[erlang-questions] term_to_binary and record improvements

Fri Aug 29 04:57:50 CEST 2008

On 29 Aug 2008, at 6:47 am, Joe Armstrong wrote:
>   Suppose the run-time representation of the above record was
> {person, [name,age], "fred", 30} - if this were the case then the
> fields of the tuple would be self-describing and we could let the
> compiler turn X.name into a function call lookup(X, name).

In my "frames" proposal, the representation is _effectively_
{{person,age,name}, 30, "fred"}
with {person,age,name} shared.
This means that the size of a "frame" is the same as the
size of the corresponding "record", provided that the
"descriptor" {person,age,name} is shared, as it usually can be.

I note that the external term format is half-way to what we
want:  it does have provision for 'caching' things and referring
back to them later, only this is limited to atoms.
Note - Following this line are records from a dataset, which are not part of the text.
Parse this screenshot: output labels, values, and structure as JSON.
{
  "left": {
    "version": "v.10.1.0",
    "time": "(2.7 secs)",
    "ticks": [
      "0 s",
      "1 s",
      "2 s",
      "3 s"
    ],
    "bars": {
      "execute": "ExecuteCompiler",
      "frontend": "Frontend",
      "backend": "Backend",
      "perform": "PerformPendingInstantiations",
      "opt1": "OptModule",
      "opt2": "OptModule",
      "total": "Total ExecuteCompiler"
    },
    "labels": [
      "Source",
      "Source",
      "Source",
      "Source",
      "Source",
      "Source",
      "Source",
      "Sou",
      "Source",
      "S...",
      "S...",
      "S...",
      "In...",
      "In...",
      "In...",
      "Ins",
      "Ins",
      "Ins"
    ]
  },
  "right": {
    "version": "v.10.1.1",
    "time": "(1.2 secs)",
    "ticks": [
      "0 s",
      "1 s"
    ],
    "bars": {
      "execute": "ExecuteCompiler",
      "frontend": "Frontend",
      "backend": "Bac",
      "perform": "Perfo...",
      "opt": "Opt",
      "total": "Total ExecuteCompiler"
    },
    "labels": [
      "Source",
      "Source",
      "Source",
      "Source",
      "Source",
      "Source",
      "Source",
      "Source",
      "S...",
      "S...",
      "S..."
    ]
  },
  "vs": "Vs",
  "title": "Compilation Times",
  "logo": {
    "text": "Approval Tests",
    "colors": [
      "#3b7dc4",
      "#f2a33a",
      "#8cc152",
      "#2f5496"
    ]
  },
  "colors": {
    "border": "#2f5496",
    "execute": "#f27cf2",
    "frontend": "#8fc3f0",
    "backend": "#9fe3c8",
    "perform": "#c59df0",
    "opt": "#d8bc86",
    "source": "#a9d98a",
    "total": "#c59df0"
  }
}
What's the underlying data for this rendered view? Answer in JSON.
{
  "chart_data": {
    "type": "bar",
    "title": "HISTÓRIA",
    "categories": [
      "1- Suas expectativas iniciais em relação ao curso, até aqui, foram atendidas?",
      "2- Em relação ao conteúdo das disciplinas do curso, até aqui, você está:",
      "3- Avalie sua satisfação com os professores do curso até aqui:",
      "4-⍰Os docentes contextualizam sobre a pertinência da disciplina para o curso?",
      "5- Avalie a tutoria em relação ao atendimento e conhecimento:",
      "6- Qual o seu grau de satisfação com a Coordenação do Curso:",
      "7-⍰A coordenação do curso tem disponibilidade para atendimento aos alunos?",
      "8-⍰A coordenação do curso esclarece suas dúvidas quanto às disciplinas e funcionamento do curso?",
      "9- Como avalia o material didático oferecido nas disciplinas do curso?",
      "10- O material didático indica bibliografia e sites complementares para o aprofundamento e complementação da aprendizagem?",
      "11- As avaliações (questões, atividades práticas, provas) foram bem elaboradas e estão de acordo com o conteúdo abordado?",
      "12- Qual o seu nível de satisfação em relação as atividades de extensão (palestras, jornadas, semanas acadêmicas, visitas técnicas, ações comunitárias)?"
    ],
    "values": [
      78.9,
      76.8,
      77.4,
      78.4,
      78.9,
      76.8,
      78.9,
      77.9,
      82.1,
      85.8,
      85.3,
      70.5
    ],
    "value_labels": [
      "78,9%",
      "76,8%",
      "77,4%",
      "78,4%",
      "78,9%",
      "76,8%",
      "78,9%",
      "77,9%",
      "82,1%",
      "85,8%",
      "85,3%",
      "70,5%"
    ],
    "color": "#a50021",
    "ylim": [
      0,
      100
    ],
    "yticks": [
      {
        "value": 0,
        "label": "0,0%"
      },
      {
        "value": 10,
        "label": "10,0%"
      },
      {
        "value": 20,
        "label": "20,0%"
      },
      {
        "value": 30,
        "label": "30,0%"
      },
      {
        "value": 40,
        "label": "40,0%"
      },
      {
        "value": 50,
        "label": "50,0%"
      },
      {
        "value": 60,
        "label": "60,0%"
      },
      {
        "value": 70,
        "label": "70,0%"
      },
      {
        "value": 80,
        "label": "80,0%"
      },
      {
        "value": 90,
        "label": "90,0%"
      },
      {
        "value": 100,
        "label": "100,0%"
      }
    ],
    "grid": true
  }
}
There are at least three possibilities:

(1) Don't preserve any sharing at all, other than atoms.
     [Present situation.]

(2) Build a hash table based on the *identity* (= address) of
     terms in a first pass, and use that in a second pass.
     [This preserves existing sharing.]

(3) Build a hash table based on the *equality* (= values) of
     terms in a first pass, and use that in a second pass.
     [This may introduce new sharing.]

I note that UBF also allows this kind of compression, which will
obviously not surprise Joe!  I've long wondered why it wasn't
done; records or no records it looks like a good idea.

Question:  in existing Erlang use, which is more important,
speed of generating a binary encoding for a term, or how big
it is (which relates to how quickly it can be sent across a
network and how fast it can be decoded, amongst other things).